This just in: Wiccan holy days are now part of Vanderbilt University’s school calendar. The purpose of this calendar is to help professors know how to deal with absences and make up tests when students claim a religious reason for missing school. It should be noted that the religious days on the calendar already include holidays for Jews, Muslims, Shinto believers, Sikhs, Buddhists, Baha’is, Taoists, Hindus, Zoroastrian believers, Jehovah’s Witnesses, Jains, and Mormons, as well as Christians. It should also be noted that the university was founded as a Methodist institution.

My purpose in noting all of this is not to condemn the university’s “thoughtfulness” for making this information available. Rather, it is to highlight the point that the America we live in is not the same as the one that existed when I was growing up – and I’m not that old. In my early school years, the Christian Theistic worldview completely dominated American culture. For the most part, even people who were not Christians still believed in a transcendent creator God. As a result, the religious holidays on school (and government) calendars primarily revolved around Christian holy days. Not so any more. We really do live in a post-Christian society.

As Christians, we cannot continue to stick our heads in the sand as if our world is the same as it was. And it is not just the way we think about the situation in the culture that we must adjust. The way we live out our faith in the world and the way we witness must also undergo a dramatic transformation.

The knowledge base required of Christians who are serious about living out their faith in the world must expand beyond simple knowledge of Christian doctrine. We need to understand several other things, as well.

First, we must have a general understanding of worldview so we can understand the people of other faiths who are all around us.
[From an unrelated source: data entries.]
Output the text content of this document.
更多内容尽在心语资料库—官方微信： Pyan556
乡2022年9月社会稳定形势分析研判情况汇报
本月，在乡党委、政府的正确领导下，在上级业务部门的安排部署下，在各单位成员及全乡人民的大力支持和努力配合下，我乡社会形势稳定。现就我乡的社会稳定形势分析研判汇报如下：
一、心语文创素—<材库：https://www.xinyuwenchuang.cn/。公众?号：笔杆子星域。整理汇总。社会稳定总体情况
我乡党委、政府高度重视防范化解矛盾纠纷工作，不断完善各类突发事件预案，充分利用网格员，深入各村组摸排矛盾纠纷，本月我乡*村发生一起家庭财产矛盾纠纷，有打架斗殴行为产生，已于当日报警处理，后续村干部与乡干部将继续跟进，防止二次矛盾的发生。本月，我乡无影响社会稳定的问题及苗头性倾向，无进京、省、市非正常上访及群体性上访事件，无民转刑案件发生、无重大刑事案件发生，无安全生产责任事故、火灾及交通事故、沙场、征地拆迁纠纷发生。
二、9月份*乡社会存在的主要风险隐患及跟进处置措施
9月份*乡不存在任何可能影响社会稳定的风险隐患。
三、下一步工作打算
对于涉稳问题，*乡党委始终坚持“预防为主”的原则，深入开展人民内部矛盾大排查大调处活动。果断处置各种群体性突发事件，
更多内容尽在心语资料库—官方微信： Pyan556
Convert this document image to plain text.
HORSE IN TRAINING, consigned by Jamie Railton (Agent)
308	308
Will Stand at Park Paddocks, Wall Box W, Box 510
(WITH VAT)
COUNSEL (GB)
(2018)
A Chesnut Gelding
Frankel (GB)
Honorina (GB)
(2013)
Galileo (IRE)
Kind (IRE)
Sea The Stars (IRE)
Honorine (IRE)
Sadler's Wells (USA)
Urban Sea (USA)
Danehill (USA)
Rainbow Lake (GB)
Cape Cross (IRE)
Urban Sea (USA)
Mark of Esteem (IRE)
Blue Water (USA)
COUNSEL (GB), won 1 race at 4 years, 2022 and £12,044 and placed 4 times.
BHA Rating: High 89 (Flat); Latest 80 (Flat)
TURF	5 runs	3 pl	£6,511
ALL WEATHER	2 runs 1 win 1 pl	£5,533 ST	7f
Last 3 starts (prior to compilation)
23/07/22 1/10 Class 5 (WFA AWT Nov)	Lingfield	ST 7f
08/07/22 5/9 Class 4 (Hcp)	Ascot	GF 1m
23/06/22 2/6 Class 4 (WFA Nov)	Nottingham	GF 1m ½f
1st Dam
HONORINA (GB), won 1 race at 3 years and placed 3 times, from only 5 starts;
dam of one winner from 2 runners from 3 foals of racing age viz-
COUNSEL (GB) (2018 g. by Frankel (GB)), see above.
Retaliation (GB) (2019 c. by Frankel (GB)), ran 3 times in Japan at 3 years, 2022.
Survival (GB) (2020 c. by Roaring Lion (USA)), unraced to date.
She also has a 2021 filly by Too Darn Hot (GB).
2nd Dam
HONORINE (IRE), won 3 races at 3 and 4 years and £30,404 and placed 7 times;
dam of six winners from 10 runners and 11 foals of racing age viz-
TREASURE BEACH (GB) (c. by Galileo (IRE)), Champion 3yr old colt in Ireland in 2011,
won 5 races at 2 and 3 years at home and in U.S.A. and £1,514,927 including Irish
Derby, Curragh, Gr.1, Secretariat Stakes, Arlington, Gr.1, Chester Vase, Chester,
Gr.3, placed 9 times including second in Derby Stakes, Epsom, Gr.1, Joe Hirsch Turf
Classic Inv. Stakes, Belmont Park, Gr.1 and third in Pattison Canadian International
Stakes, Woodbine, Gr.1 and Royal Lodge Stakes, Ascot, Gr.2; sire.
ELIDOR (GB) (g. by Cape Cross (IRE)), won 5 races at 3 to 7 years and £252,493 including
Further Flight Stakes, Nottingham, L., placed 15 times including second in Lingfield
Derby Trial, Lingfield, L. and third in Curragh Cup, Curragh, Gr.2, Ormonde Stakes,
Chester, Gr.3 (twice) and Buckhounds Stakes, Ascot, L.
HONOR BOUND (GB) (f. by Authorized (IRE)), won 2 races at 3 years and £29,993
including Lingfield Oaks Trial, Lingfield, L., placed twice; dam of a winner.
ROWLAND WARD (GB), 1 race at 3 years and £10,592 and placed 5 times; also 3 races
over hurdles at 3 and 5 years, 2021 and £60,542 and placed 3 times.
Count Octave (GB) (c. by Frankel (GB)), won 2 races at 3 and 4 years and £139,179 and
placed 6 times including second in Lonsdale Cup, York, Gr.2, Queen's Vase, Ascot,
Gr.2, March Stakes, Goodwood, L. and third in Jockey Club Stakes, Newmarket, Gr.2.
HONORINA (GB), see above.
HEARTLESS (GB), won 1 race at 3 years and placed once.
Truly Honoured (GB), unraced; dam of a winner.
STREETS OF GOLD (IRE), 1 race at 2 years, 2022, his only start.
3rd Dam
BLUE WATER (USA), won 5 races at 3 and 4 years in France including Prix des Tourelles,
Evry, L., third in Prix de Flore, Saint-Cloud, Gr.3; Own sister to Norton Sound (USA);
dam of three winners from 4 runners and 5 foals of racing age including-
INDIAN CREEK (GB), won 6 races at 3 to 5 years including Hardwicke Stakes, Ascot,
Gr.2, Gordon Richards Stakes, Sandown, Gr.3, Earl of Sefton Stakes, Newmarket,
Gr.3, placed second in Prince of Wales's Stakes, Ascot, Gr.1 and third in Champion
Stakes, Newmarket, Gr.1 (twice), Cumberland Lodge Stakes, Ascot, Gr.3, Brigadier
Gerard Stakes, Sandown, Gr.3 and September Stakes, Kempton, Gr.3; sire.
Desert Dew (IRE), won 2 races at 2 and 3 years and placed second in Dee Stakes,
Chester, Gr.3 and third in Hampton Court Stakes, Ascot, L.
This worldview understanding is also what shows us why these other faiths do not represent the truth.

Then, we must have a solid understanding of the Christian worldview.  This gives us more than just a doctrinal understanding of our beliefs, but also equips us with a knowledge of why our Christian faith is the truth.

Finally, we must have a knowledge of worldview so that we can effectively witness to people of other faiths. We cannot simply use our old witnessing methods which assume that the hearer already believes in the God of the Bible. Many of them do not, and starting with that assumption will not make sense to them.

Vanderbilt University’s policy is not an anomaly. It is the norm in modern Western society. If Christians are to be serious about holding up and living out the Christian faith in this brave new world, we will have to get serious about building a knowledge foundation that allows us to do it.